Our team recently shipped Parse 2.0, the next evolution of our document parsing API, reaching SOTA for end-to-end agent success on document Q&A. One of the biggest step changes was rebuilding the underlying layout model from the ground up.
We did it because layout is critical to parsing accuracy, closing the distance to deterministic document pipelines, and dictating appropriate downstream model routing.
Here's how we built our new layout model and what it enables for AI and ML teams.
What is layout detection?
Layout detection is how a system visually segments the regions, or "blocks," of a document: identifying, classifying, and drawing bounding boxes for each region.

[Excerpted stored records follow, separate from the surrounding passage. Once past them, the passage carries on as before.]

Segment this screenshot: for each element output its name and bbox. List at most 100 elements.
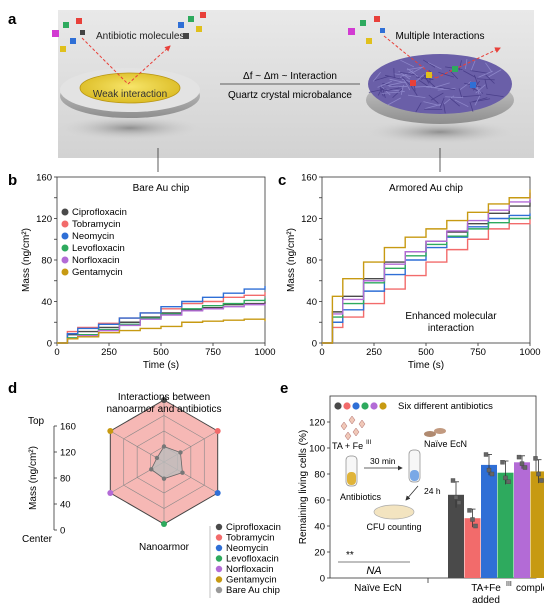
molecule-cube [52,30,59,37]
inset-cells-label: Naïve EcN [424,439,467,449]
equation-label: Δf ~ Δm ~ Interaction [243,71,337,82]
radar-armor-point [107,428,114,434]
legend-marker [61,220,69,228]
nanoarmor-fiber [414,85,433,88]
nanoarmor-fiber [423,101,441,107]
molecule-cube [374,16,380,22]
data-point [539,478,544,483]
nanoarmor-fiber [485,62,493,73]
nanoarmor-fiber [407,68,419,77]
legend-dot-gentamycin [379,402,387,410]
x-category-label: Naïve EcN [354,583,402,594]
nanoarmor-fiber [415,102,422,113]
molecule-cube [80,30,85,35]
legend-marker [215,586,223,594]
series-line-norfloxacin [322,192,531,344]
legend-marker [61,256,69,264]
radar-series-label: Nanoarmor [139,542,190,553]
x-tick-label: 1000 [519,347,540,358]
legend-label: Neomycin [226,543,268,554]
naive-na-label: NA [366,565,381,577]
chart-title: Armored Au chip [389,183,463,194]
annotation-line: Enhanced molecular [405,311,497,322]
nanoarmor-fiber [476,83,480,95]
panel-label-c: c [278,172,286,189]
legend-label: Levofloxacin [226,554,279,565]
significance-mark: ** [346,550,354,561]
nanoarmor-fiber [368,88,386,93]
molecule-cube [470,82,476,88]
x-tick-label: 500 [153,347,169,358]
nanoarmor-fiber [399,71,418,76]
data-point [486,467,492,473]
nanoarmor-fiber [404,80,411,91]
bar-tobramycin [464,518,481,578]
nanoarmor-fibers [368,59,504,114]
nanoarmor-fiber [416,76,434,81]
panel-label-d: d [8,380,17,397]
y-tick-label: 0 [312,339,317,350]
x-tick-label: 500 [418,347,434,358]
radar-center-label: Center [22,534,53,545]
nanoarmor-fiber [384,74,402,80]
y-tick-label: 80 [306,256,317,267]
nanoarmor-fiber [486,93,504,98]
ta-fe-icon [344,431,352,441]
legend-marker [215,534,223,541]
data-point [519,461,525,466]
nanoarmor-fiber [478,70,493,78]
bar-norfloxacin [514,462,530,578]
nanoarmor-fiber [488,69,502,78]
radar-armor-point [161,521,167,527]
inset-tube-2-liquid [410,470,419,481]
molecule-cube [60,46,66,52]
y-tick-label: 40 [41,297,52,308]
nanoarmor-fiber [422,59,436,68]
y-tick-label: 40 [314,522,325,533]
nanoarmor-fiber [469,101,474,112]
nanoarmor-fiber [458,88,463,99]
qcm-label: Quartz crystal microbalance [228,90,352,101]
nanoarmor-fiber [474,74,479,85]
nanoarmor-fiber [476,78,495,81]
nanoarmor-fiber [462,70,477,79]
nanoarmor-fiber [392,88,403,98]
nanoarmor-fiber [373,75,390,82]
y-tick-label: 20 [314,548,325,559]
bacteria-icon [434,428,446,434]
bar-ciprofloxacin [448,494,464,578]
nanoarmor-fiber [449,97,460,107]
data-point [536,471,541,477]
ta-fe-icon [348,415,356,425]
data-point [522,465,528,470]
armored-outgoing-arrow [435,47,501,79]
chart-bare-chip: 0 250 500 750 1000 0 40 80 120 160 Time (s) Mass (n… [21,173,276,372]
x-tick-label: 0 [319,347,324,358]
x-category-label: III [506,581,512,588]
legend-marker [61,208,69,216]
molecule-cube [410,80,416,86]
nanoarmor-fiber [384,87,402,92]
legend-label: Tobramycin [72,219,121,230]
nanoarmor-fiber [387,81,405,86]
nanoarmor-fiber [438,71,455,78]
nanoarmor-fiber [409,66,423,75]
inset-counting-label: CFU counting [366,522,421,532]
x-tick-label: 750 [470,347,486,358]
data-point [483,452,489,457]
nanoarmor-fiber [400,84,404,95]
x-axis-label: Time (s) [143,360,179,371]
panel-c: c 0 250 500 750 1000 0 40 80 120 160 Time (s) Mass … [278,172,541,371]
y-tick-label: 80 [314,470,325,481]
legend-marker [61,244,69,252]
data-point [456,500,462,505]
molecule-cube [76,18,82,24]
molecule-cube [380,28,385,33]
x-category-label: complexes [516,583,544,594]
legend-dot-ciprofloxacin [334,402,342,410]
legend-marker [215,555,223,562]
radar-bare-point [178,450,183,455]
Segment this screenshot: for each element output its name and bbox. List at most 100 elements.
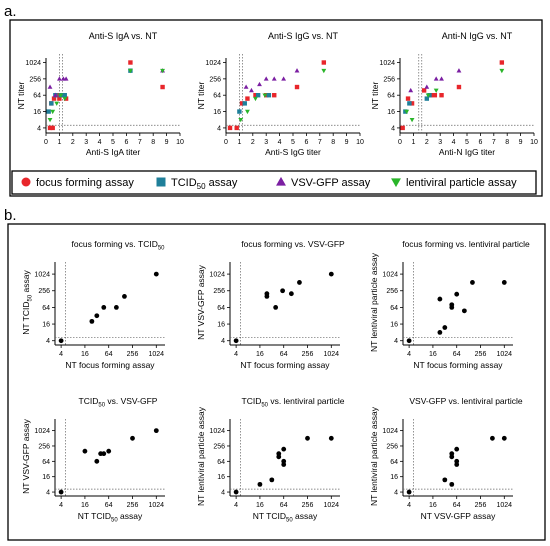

A layout model provides the canonical definition for a document's structure and reading order for how each block should be sequenced to match the way a human would read the document. Both matter because documents are visual interfaces, which is to say meaning lives in proximity, grouping, and hierarchy. For example, the string "$4,820" means nothing by itself. But it becomes useful when you know it represents the total premium field inside a specific section of an insurance form.
Our layout model detects the following block types:

What does a strong layout model make possible for AI teams?
If you build agents or workflows on top of documents, it is tempting to spend most of your time tuning prompts, swapping models, or adding retrieval logic. Unfortunately, these actions don't matter if the parsed output has already lost its semantic structure.
No prompt can reliably reconstruct a flattened table. No extraction schema can safely bind a repeated label to the right value if the parser flattened the grid. No agent can reason over 12 months of forecasts if the parser only gave it 10.
Aside from saving you time by avoiding those tempting pitfalls, here's what a strong layout model enables for builders.
Parsing accuracy
Most parsing failures can be traced back to layout failures. The reverse is also true: if you get layout and reading order right, most parsing failures can be mitigated.
Some common examples of layout decisions that impact accuracy:
- Column interweaving. Poor reading order results in a two-column insurance policy getting read left to right across both columns instead of down the first column and then down the second. Every word is correct, but every other sentence comes from alternate sections.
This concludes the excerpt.